Mage is the saga of Kevin Matchstick, and an exploration and updating of the Hero’s Journey as told with both superhero and mythological archtypes. Above all that of course it’s damned entertaining and makes the reader think, that last thing might be what Howard Chaykin was after in Hysteria, but failed ultimately. This zero issue has kevin hunting an enemy and he crosses paths with very 1990s Image-type hero, almost a parody, and it was quite readable and fun. I may have to not only give Defined another shot, but also pick this new series up as well.
To celebrate the release of Denied, Image has also released this week, the trade collection of Mage: The Hero Discovered, so if you need to catch up, or have never experienced Mage before, pick this up.
Before I was able to read, I loved Sergio Aragones. From his cartoons in the margins of Mad magazine to the paperbacks full of folks ‘mad about’ something, I loved his stuff. It rocked my world however when he came out with a barbarian comic during my college days, I grooved on Groo the Wanderer. First created in 1978, Groo now continues on with its fifth publisher, Dark Horse. The Wanderer gets around.

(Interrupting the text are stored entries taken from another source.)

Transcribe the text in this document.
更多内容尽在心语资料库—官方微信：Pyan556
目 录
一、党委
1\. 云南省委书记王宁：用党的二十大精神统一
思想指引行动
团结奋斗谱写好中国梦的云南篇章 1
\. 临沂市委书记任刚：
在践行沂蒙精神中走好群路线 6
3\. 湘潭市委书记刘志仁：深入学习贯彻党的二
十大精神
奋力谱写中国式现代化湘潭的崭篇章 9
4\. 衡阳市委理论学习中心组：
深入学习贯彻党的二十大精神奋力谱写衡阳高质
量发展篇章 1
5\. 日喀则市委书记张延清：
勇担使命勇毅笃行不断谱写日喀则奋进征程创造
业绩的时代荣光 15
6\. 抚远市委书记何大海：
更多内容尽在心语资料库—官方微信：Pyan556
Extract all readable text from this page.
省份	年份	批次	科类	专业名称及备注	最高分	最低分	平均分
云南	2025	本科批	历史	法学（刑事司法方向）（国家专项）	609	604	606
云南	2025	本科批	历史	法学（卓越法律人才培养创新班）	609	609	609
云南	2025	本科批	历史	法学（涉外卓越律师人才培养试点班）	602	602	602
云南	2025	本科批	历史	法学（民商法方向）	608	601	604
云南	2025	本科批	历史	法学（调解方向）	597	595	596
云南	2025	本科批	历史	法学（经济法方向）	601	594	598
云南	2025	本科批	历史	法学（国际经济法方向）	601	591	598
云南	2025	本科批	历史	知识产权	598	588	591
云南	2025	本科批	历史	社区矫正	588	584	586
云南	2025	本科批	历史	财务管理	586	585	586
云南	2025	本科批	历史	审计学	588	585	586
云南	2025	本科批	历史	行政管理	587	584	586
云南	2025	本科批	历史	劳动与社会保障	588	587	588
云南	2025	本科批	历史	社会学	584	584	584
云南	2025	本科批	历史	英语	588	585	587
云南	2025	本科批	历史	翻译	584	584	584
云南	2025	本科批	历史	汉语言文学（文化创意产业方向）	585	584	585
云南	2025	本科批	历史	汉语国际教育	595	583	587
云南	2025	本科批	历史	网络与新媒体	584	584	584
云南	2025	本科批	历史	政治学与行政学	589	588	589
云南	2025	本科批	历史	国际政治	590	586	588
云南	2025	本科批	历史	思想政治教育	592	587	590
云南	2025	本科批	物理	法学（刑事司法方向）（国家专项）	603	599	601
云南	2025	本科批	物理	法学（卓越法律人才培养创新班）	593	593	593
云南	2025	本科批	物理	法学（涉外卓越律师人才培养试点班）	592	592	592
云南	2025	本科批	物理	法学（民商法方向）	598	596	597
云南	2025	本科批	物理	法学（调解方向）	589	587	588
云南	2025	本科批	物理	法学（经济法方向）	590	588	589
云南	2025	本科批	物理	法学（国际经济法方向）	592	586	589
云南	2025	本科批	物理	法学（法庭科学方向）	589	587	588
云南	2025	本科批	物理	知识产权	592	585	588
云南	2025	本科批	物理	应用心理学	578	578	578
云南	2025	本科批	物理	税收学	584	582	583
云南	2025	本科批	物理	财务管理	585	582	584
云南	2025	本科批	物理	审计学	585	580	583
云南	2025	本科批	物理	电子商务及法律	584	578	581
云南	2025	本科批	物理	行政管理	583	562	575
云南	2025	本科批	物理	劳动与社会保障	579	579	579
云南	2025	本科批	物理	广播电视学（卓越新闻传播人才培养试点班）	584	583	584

In Groo: Play of the Gods, Aragones continues the tale of the cartoonish barbarian and his dog, with Mark Evanier doing whatever it is he has always done with the feature (I kid, translation and co-writing is the gig). It has been a while since I read this character but I slide back into its groove easily and happily. After a couple great gags, Groo unwittingly stumbles into not only a holy war, but a clash of gods, and cheese dip too, of course. And again, I can’t help but note that another comic bests Hysteria, this one with a discussion of religion, albeit couched in laughs. Groo is always recommended.
I was never a fan of Rob Liefeld, and when Image Comics was on the rise, and over-muscled superheroes with giant guns on their shoulders were in vogue, I was retreating comics. I saw shelves full of psychotic Batman, dead Superman, reborn Avengers, and unrecognizable X-Men, and I bailed. Only things like Starman and the aforementioned Sandman Mystery Theatre brought me back into the fold. So I was gone from the world of comics when things like Youngblood showed up the first time. I can barely believe that enough time has passed that one of the foundations of Image is making a comeback already. I’m old.
To celebrate the 25th anniversary of its introduction of Image, this newest incarnation of Youngblood is a new team rising from the ashes of the old, created to rescue a hero gone missing. The charm of Youngblood was the concept of superheroes treated as celebrities, and that vibe isn’t lost in the new version. And while it’s a new team, there is also the whole getting-the-band-back-together thing going on as well. It’s not bad, and that’s coming from someone with no emotional or nostalgic attachment to these characters or concept, but I’m sure it’s a hit for folks who dug the original. Buy or not, your mileage may vary.
The latest issue of TwoMorrows’ Back Issue is definitely worth a look this month. Among the goodies inside this one are features on some of the cool DC Comics of the 1980s like the sadly forgotten Electric Warrior, the amazing comic unrelated to Michael Jackson Thriller (a favorite, and one of the best, underappreciated comics of the time), the Secret Origins series that helped re-organize the post-Crisis heroes and villains of the DC Universe, and the weekly anthology version of Action Comics, a grand experiment that was blasted by critics, but contained some very cool stories. Also in this issue, there’s a look at DC Challenge, that is seeing some play today in the current Kamandi Challenge, check it out!